Netflix's The Witness has shone a spotlight again on the Rachel Nickell murder case. Consisting of three episodes, the series dramatizes the sensational murder case that occurred thirty-four years ago in 1992. British screenwriter Rob Williams, known for his work on The Victim, Suspicion, and Chasing Shadows, created the three-part miniseries.
All three episodes of the miniseries dropped on Netflix this Thursday, with Jordan Bolger appearing as Rachel's romantic partner, André Hanscombe, Max Fincham playing Rachel Nickell's son, Alex, and Jahsaiah Williams playing the young Alex. Variety revealed the official logline of the Netflix series, which reads:
“When Rachel Nickell was murdered on Wimbledon Common in 1992, André became a single parent overnight. Putting his own grief to one side, he made his son Alex – the only eyewitness to the attack – the centre of his world."
The synopsis continues:
"Navigating the unscrupulous media furore and the urgency of an increasingly desperate police investigation, his sole concern became the welfare of his traumatised son. This is the story of how a father and son moved through the aftermath of unimaginable tragedy, from darkness into light.”
Trigger Warning: This portion of the article mentions s*xual and physical violence. Reader discretion is advised.
The Witness: Rachel Nickell murder case explained:
On July 15 1992, Rachel Nickell and her young son Alex were walking their dog on Wimbledon Common in the morning. Suddenly, out of nowhere, an assailant stabbed Rachel after assaulting her. However, he did not physically harm Alex. A passerby had found the young Alex trying to wake his mother.
This incident caused a huge outcry, and there was tremendous pressure on the police to solve this sensational case. The investigators initially targeted Colin Stagg, who also frequently walked his dog in Wimbledon Common. Due to a lack of forensic evidence, the police asked criminal psychologist Paul Britton to create a profile of the killer. After deciding that Stagg fit Britton's description, the police investigated him.
At one point, the police also trapped Stagg using a policewoman feigning romantic interest in him. She pretended to be into violence and got Stagg to write letters describing his fantasies. Paul Britton interpreted the letters as "violent" but insisted that they did not indicate that Colin Stagg was involved in Rachel's death. They even taped a conversation in which the policewoman tried to get him to accept that he killed Rachel, only to deny it.

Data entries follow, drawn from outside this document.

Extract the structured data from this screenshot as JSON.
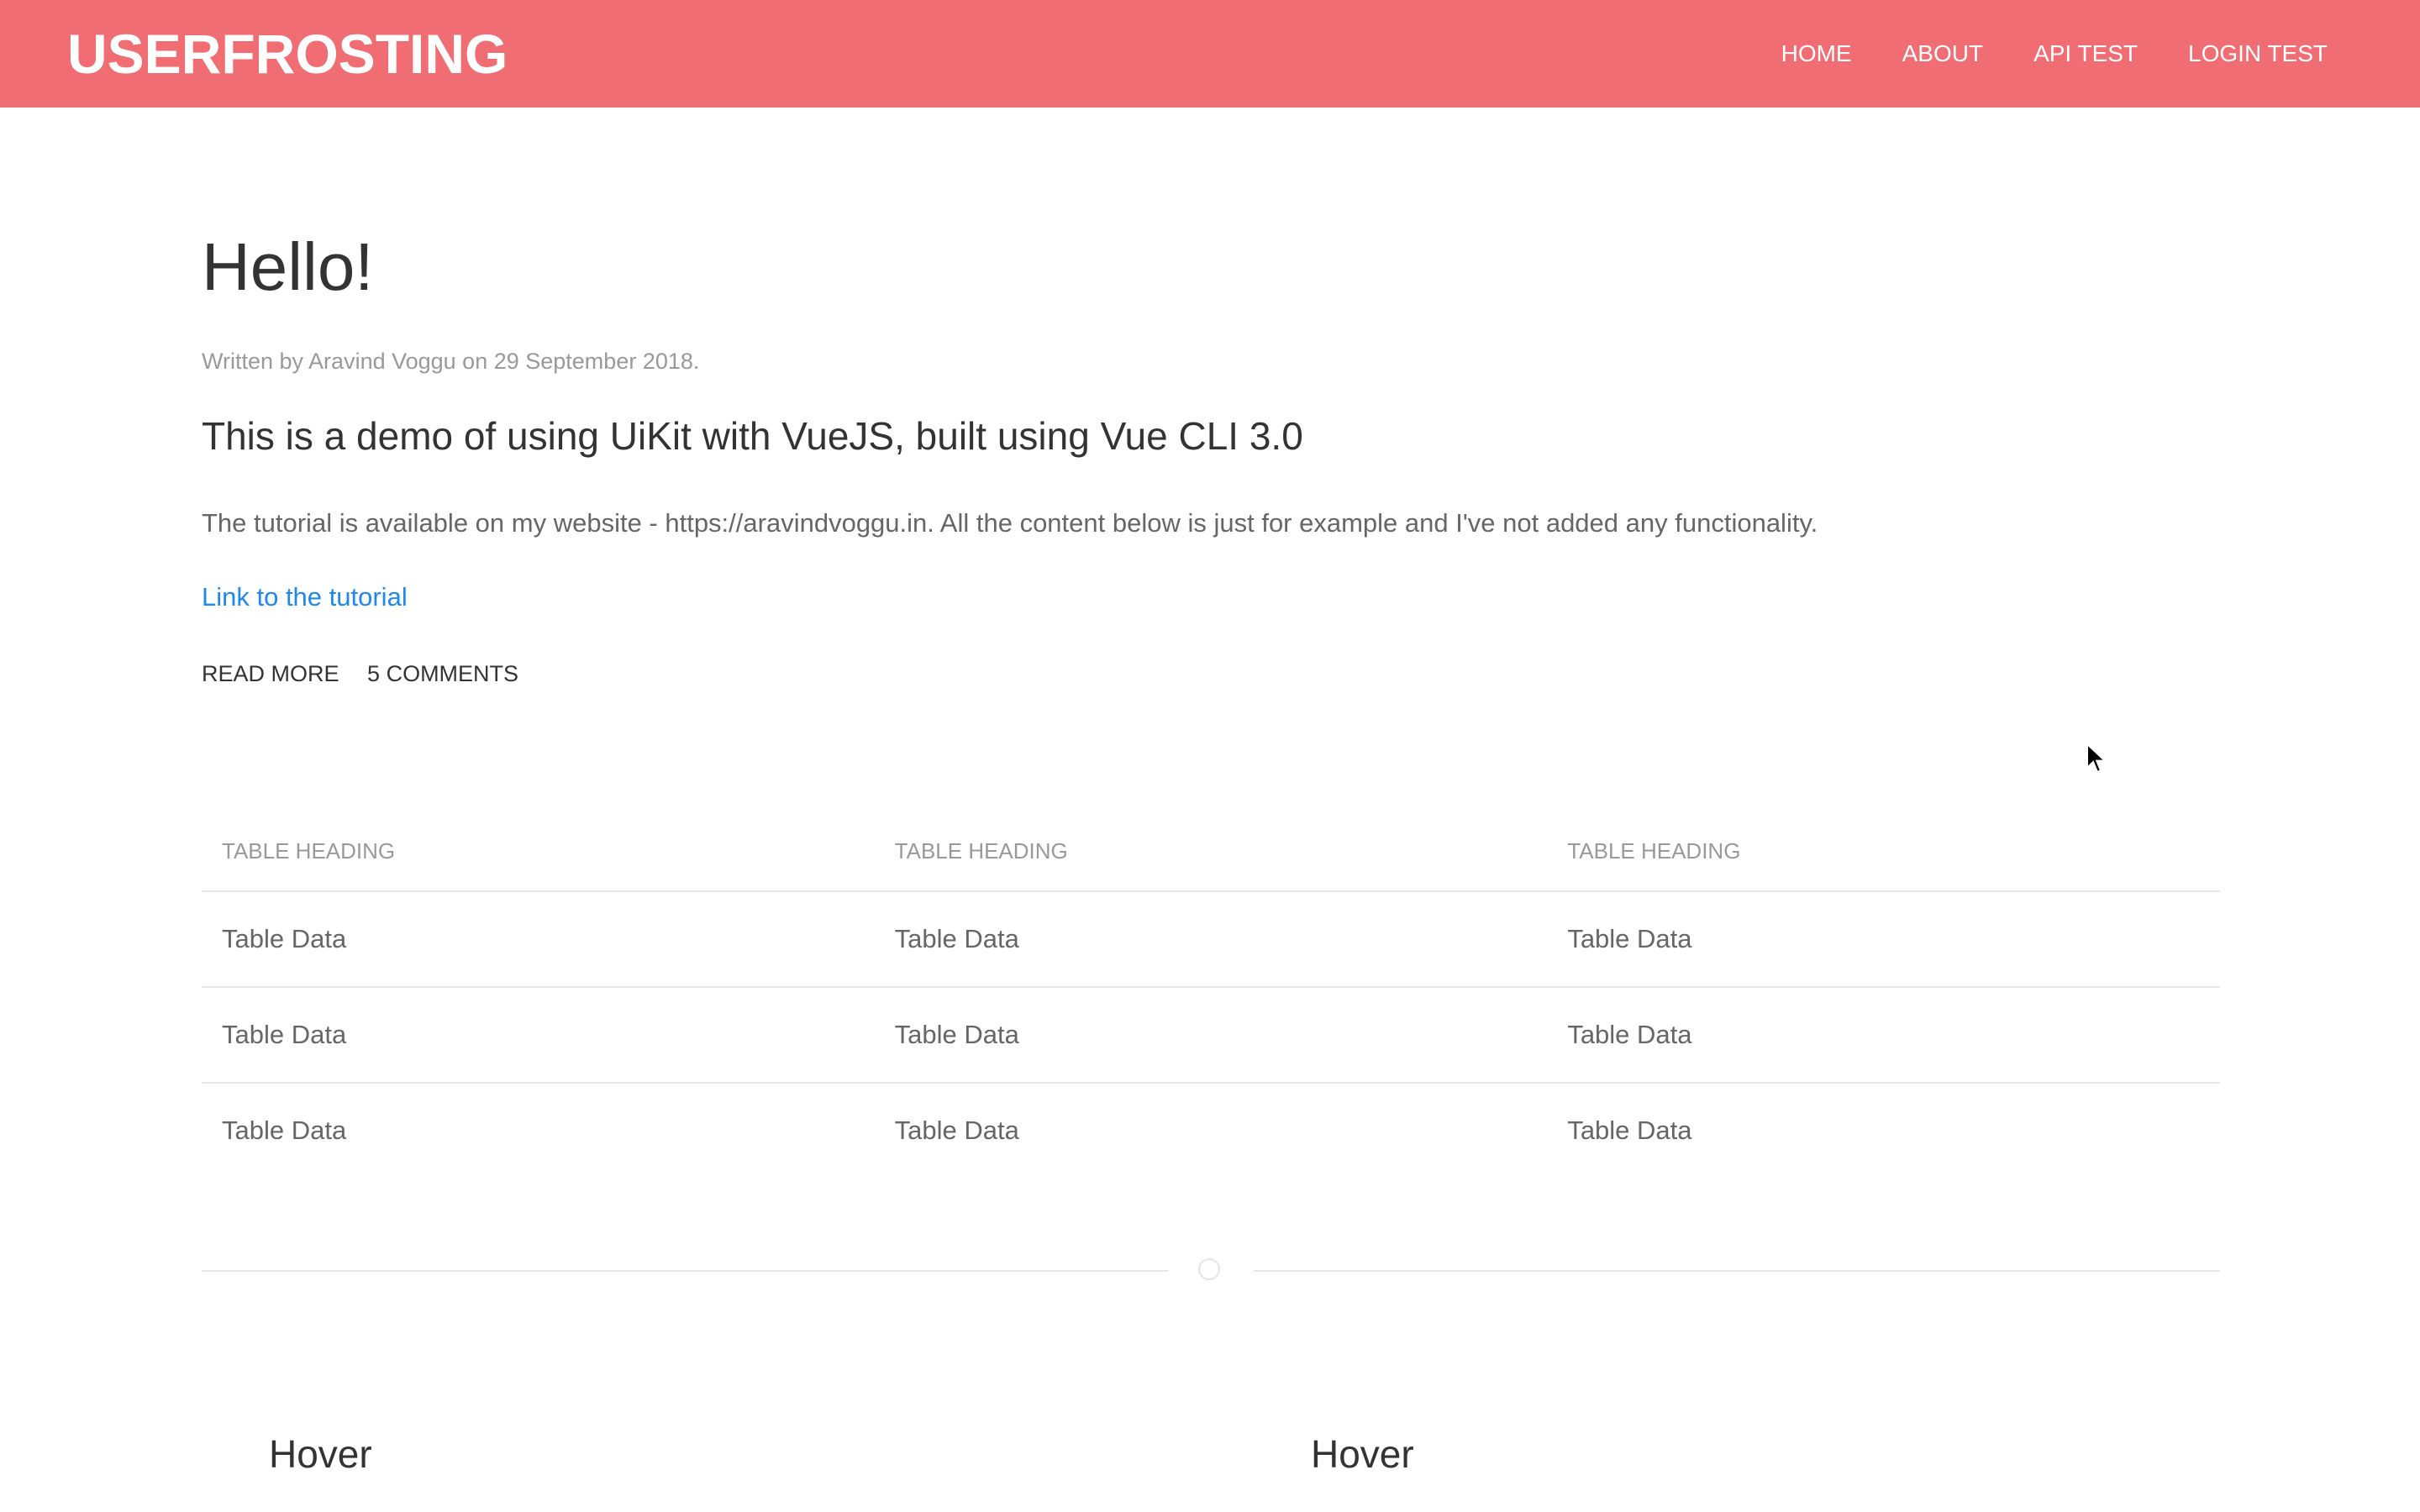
{
  "header": {
    "logo": "USERFROSTING",
    "nav": [
      "HOME",
      "ABOUT",
      "API TEST",
      "LOGIN TEST"
    ]
  },
  "article": {
    "title": "Hello!",
    "meta": "Written by Aravind Voggu on 29 September 2018.",
    "lead": "This is a demo of using UiKit with VueJS, built using Vue CLI 3.0",
    "body": "The tutorial is available on my website - https://aravindvoggu.in. All the content below is just for example and I've not added any functionality.",
    "link": "Link to the tutorial",
    "actions": [
      "READ MORE",
      "5 COMMENTS"
    ]
  },
  "table": {
    "headers": [
      "TABLE HEADING",
      "TABLE HEADING",
      "TABLE HEADING"
    ],
    "rows": [
      [
        "Table Data",
        "Table Data",
        "Table Data"
      ],
      [
        "Table Data",
        "Table Data",
        "Table Data"
      ],
      [
        "Table Data",
        "Table Data",
        "Table Data"
      ]
    ]
  },
  "cards": [
    {
      "title": "Hover"
    },
    {
      "title": "Hover"
    }
  ],
  "colors": {
    "navbar": "#f06e73",
    "link": "#1e87f0"
  }
}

That did not stop the police from arresting and charging him for Nickell's murder. They justified this by saying that Stagg described some aspects of the murder that only the assailant could have known. However, he was acquitted in September 1994 as Sir Harry Henry Ognall, the judge, criticized the police for deception and excluded the entrapment evidence.
Lead detective Keith Pedder continued to insist that Stagg was guilty for a long time. He said this in a segment of ITV Real Crime in 2001:
"Colin Stagg has been through a version of justice, albeit truncated, and he has been found not guilty. But I wonder whether he can actually say hand on heart that he believes people will meet him in the street and believe that. I do not believe the system served anybody that particular day."
Colin Stagg wasn't acquitted until 2008:
Stagg's name was repeatedly dragged through the mud for years despite being acquitted by the court. It wasn't until 2008 that he was truly exonerated, as Robert Napper pleaded guilty to Rachel Nickell's manslaughter on the grounds of diminished responsibility. The government offered Stagg £706,000 for compensation in August 2008.
Alex Tribick, Colin's solicitor, revealed what his client wanted at the time:
"Of course what he really wanted was an apology from the Metropolitan police and I think he has accepted that is something he will never get."
However, in December of the same year, Stagg got justice when Robert Napper pleaded guilty. Stagg said this after getting the apology:
"It has been a long time coming. It would have been nicer if the Met could have looked me in the eye while they did it, but I'll take what's on offer."
Who is Robert Napper? Where is he today?

Robert Napper was one of the initial suspects back in 1995, but he denied his involvement. However, Scotland Yard interrogated Napper in July 2006, when he was institutionalized in Broadmoor psychiatric hospital. He was being treated for Asperger syndrome and paranoid schizophrenia at Broadmoor after his conviction for murdering Samantha Bisset and her four-year-old daughter, Jazmine.
Napper had committed the murders of Samantha and Jazmine in November 1993, a year after Rachel Nickell's murder. He was ultimately charged with Nickell's murder in November 2007. A year later, in December, Justice Griffith Williams ordered that Napper should be indefinitely institutionalized in Broadmoor after describing him as a "dangerous man". It is highly unlikely that Napper would ever be released from the psychiatric hospital.
The Witness dramatizes these events. But this scripted series is not the only project dealing with this case. The Murder of Rachel Nickell, a one-and-a-half-hour documentary, is also dropping on Netflix the same day.